Marjorie Taylor Greene didn’t step into a seat that was formerly held by a Democrat. She ousted Rep. Tom Graves, who had one of the most conservative ratings in the House. Cawthorn took over Mark Meadows’ former seat in a district freshly gerrymandered to make it super Republican safe, but in doing so Cawthorn actually defeated well-funded conservative businesswoman Lynda Bennett, who was the choice of not just Republicans in the state party but also endorsed by Donald Trump. It’s easy to say that Cawthorn won in spite of posting an Instagram photo celebrating his visit to Adolf Hitler’s vacation residence while explaining that a visit to see “the Führer’s” home was on “my bucket list.” But a more truthful framing would be that Cawthorn won because of his unabashed adoption of white supremacist positions.

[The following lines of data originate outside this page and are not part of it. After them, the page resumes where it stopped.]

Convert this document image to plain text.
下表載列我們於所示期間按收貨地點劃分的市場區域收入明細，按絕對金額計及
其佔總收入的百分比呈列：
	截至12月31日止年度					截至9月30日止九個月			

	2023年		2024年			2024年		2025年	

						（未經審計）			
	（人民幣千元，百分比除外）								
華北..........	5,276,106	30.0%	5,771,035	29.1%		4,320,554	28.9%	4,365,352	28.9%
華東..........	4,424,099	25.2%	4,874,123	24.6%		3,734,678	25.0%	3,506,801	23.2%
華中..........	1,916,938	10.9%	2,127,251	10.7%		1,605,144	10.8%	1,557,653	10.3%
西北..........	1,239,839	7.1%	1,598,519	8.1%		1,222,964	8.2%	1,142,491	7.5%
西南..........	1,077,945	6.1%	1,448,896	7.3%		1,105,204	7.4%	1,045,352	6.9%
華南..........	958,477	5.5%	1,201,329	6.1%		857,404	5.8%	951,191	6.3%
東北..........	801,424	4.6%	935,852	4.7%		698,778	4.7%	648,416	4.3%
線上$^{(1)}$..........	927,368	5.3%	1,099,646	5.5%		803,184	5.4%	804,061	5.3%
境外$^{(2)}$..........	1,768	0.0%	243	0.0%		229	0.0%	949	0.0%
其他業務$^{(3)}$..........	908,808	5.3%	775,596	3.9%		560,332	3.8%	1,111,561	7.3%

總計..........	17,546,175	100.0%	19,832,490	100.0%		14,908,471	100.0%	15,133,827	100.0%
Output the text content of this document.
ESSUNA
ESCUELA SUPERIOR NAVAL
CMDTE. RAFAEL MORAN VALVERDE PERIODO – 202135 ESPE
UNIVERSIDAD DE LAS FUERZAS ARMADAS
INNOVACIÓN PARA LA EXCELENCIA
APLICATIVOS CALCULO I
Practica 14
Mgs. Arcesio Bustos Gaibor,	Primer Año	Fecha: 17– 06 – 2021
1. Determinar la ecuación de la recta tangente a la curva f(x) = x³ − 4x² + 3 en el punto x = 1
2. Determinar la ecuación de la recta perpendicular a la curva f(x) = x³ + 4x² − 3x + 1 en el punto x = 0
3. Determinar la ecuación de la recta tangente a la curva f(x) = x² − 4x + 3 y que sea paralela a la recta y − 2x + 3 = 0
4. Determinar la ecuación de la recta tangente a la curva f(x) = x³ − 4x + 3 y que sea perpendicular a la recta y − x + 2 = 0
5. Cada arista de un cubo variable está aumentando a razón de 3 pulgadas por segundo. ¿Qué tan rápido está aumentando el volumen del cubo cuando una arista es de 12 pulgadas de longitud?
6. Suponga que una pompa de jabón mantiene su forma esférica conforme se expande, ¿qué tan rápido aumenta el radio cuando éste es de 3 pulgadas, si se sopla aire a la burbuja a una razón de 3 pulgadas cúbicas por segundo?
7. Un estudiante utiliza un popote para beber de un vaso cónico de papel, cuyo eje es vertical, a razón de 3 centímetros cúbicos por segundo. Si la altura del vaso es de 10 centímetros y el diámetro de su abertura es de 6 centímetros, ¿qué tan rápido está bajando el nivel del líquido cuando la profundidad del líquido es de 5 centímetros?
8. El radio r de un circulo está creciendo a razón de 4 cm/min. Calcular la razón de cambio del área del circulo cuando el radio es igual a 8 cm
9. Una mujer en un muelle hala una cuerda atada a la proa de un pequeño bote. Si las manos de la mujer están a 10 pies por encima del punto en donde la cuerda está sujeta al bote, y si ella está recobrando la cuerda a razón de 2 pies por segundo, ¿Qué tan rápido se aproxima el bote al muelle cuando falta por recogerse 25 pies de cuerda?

What most Republicans in leadership positions today are just beginning to discover is that they are the alt-right. The white nationalist agenda that was cautiously courted along the fringe a decade ago is now the mainstream. If there is still a pro-business agenda, it exists only so much as it locks in racism. If there’s still a social conservative agenda, it survives only as a means of tacking a halo onto actions of hate. And the media outlets that Republicans were counting on to keep the base in line have discovered that it’s even more lucrative to feed them to the volcano god who pays Tucker Carlson’s bills.

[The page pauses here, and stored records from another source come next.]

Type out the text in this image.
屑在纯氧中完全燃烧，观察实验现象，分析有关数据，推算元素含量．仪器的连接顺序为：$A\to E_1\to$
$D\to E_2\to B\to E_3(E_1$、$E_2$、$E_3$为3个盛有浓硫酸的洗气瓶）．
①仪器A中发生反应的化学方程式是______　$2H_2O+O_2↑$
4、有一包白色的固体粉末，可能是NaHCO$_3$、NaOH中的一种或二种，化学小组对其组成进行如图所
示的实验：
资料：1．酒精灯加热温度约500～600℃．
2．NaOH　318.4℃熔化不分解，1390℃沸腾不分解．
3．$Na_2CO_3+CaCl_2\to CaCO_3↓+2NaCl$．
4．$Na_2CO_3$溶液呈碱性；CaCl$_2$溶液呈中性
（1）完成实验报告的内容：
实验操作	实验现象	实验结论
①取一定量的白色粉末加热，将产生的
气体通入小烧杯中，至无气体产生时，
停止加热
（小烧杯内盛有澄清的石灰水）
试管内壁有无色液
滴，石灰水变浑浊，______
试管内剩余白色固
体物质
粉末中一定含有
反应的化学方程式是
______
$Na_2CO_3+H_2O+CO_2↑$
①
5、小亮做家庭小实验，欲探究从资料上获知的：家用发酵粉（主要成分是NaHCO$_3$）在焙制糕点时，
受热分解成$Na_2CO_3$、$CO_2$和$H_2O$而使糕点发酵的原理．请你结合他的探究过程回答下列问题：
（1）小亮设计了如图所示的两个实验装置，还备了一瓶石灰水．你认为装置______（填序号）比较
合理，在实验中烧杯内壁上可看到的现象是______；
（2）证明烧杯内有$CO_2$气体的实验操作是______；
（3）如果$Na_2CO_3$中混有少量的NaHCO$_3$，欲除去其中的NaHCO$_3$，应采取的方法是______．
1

The new Republican Party demands that America explicitly cover up slavery, Jim Crow, and every expression of racism. Why teach kids about the Civil Rights era when obviously Black people have always had the edge over poor, struggling, mistreated whites? In the last few years, Republicans have already tried to revive the idea that Joseph McCarthy was a hero. Don’t worry—they’re also holding pedestals open for George Wallace and Strom Thurmond.
Republicans have thought they might cut the bleeding off with a Justin Amash here and a Jeff Flake there. But those who see just signing onto “yes, Donald” as a solution to their electoral ills are missing the big picture. If there was anyone who still cared about “traditional conservative values,” they can forget it. And if all they care about is their personal power, they won’t have that either.
There’s always another Boebert in the weeds.